International Comparison of the Levels and Potential Correlates of Objectively Measured Sedentary Time and Physical Activity among Three-to-Four-Year-Old Children
Population Health Sciences, Bristol Medical School, University of Bristol, Oakfield House, Oakfield Grove, Clifton, Bristol BS8 2BN, UK
Centre for Trials Research, School of Medicine, Cardiff University, 4th Floor Neuadd Meirionnydd, Heath Park, Cardiff CF14 4YS, UK
Centre for Exercise, Nutrition and Health Sciences, School for Policy Studies, University of Bristol, 8 Priory Road, Bristol BS8 1TZ, UK
Department of Movement and Sports Sciences, Ghent University, 9000 Ghent, Belgium
Centre for Research & Action in Public Health, Health Research Institute, University of Canberra, Canberra, ACT 2601, Australia
Department of Health and Human Physiology, University of Iowa, Iowa City, IA 52242, USA
Department of Exercise Science, University of South Carolina, Columbia, SC 29208, USA
Obstetric service, Department Woman-Mother-Child, Lausanne University Hospital, 1005 Lausanne, Switzerland
School of Psychological Sciences and Health, University of Strathclyde, Glasgow G1 1QE, UK
Author to whom correspondence should be addressed.
Int. J. Environ. Res. Public Health 2019, 16(11), 1929; https://doi.org/10.3390/ijerph16111929
Received: 15 April 2019 / Revised: 17 May 2019 / Accepted: 26 May 2019 / Published: 31 May 2019
(This article belongs to the Special Issue Global Community Child Health)

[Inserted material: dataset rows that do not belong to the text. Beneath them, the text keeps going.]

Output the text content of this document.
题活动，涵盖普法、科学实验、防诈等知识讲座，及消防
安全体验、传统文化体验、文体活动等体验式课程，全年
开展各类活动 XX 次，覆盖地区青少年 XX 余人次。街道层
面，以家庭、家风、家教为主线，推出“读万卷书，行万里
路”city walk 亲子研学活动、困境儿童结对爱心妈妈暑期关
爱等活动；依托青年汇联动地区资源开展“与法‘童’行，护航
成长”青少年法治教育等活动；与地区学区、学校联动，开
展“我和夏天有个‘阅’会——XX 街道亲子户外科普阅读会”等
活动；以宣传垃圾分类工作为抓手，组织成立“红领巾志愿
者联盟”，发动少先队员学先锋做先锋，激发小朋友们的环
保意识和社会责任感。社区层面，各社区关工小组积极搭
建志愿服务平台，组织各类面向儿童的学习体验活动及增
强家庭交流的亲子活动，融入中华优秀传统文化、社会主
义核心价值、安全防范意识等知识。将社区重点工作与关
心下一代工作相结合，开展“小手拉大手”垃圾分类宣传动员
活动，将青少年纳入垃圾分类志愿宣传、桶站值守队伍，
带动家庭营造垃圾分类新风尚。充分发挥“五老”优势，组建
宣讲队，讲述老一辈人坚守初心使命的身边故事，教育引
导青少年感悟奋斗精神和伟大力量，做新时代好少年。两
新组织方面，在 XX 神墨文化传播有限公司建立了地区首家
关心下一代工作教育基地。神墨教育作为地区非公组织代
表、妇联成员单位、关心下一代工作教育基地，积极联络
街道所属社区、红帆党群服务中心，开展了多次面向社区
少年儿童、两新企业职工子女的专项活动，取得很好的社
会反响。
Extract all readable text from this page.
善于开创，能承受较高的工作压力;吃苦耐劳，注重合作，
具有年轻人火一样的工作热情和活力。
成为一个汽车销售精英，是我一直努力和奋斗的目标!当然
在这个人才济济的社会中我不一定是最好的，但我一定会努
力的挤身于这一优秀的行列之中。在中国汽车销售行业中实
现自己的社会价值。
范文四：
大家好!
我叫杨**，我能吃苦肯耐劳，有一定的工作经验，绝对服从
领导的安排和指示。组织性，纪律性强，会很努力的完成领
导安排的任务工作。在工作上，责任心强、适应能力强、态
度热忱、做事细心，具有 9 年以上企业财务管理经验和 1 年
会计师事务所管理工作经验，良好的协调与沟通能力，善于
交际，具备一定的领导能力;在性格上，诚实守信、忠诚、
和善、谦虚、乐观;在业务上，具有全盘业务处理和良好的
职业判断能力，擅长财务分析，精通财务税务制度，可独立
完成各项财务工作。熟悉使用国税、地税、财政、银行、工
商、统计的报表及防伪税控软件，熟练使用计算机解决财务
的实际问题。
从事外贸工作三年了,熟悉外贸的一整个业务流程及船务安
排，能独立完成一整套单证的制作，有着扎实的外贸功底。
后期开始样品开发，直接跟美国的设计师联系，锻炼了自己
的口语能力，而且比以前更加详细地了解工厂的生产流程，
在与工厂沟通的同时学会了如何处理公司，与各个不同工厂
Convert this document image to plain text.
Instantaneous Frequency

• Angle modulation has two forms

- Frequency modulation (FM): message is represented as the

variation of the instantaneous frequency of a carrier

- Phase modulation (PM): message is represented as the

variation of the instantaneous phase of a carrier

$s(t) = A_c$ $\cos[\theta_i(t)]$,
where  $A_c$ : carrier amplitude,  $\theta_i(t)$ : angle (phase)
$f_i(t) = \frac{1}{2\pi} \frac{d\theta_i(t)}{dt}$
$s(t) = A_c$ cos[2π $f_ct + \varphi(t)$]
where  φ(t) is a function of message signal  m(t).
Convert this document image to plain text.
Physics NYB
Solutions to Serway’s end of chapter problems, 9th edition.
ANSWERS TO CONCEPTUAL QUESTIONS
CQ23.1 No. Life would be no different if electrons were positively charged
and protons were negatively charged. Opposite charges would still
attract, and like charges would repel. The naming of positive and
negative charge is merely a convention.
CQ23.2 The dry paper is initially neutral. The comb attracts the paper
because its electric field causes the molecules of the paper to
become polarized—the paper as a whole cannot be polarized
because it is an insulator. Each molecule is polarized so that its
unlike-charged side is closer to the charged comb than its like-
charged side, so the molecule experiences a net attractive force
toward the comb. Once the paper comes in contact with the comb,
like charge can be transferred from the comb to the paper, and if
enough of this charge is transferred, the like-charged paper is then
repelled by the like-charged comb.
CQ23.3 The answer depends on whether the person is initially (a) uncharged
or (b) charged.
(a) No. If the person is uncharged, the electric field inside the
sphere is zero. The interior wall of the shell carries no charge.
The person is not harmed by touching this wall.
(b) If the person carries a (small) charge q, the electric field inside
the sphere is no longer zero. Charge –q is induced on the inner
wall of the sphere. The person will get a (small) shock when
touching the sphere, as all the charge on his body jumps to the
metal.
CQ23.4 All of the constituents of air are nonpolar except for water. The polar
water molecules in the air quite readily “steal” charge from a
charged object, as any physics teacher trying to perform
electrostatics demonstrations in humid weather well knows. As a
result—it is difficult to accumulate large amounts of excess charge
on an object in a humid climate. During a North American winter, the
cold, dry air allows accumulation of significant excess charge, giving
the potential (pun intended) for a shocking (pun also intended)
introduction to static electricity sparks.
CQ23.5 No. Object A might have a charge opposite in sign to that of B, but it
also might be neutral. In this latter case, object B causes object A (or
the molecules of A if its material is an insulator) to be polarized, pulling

Physical activity (PA) patterns track from childhood through to adulthood. The study aimed to determine the levels and correlates of sedentary time (ST), total PA (TPA), and moderate-to-vigorous PA (MVPA) in preschool-aged children. We conducted cross-sectional analyses of 1052 children aged three-to-four-years-old from six studies included in the International Children’s Accelerometry Database. Multilevel linear regression models adjusting for age, gender, season, minutes of wear time, and study clustering effects were used to estimate associations between age, gender, country, season, ethnicity, parental education, day of the week, time of sunrise, time of sunset, and hours of daylight and the daily minutes spent in ST, TPA, and MVPA. Across the UK, Switzerland, Belgium, and the USA, children in our analysis sample spent 490 min in ST per day and 30.0% and 21.2% of children did not engage in recommended daily TPA (≥180 min) and MVPA (≥60 min) guidelines. There was evidence for an association between all 10 potential correlates analyzed and at least one of the outcome variables; average daily minutes spent in ST, TPA and/or MVPA. These correlates can inform the design of public health interventions internationally to decrease ST and increase PA in preschoolers.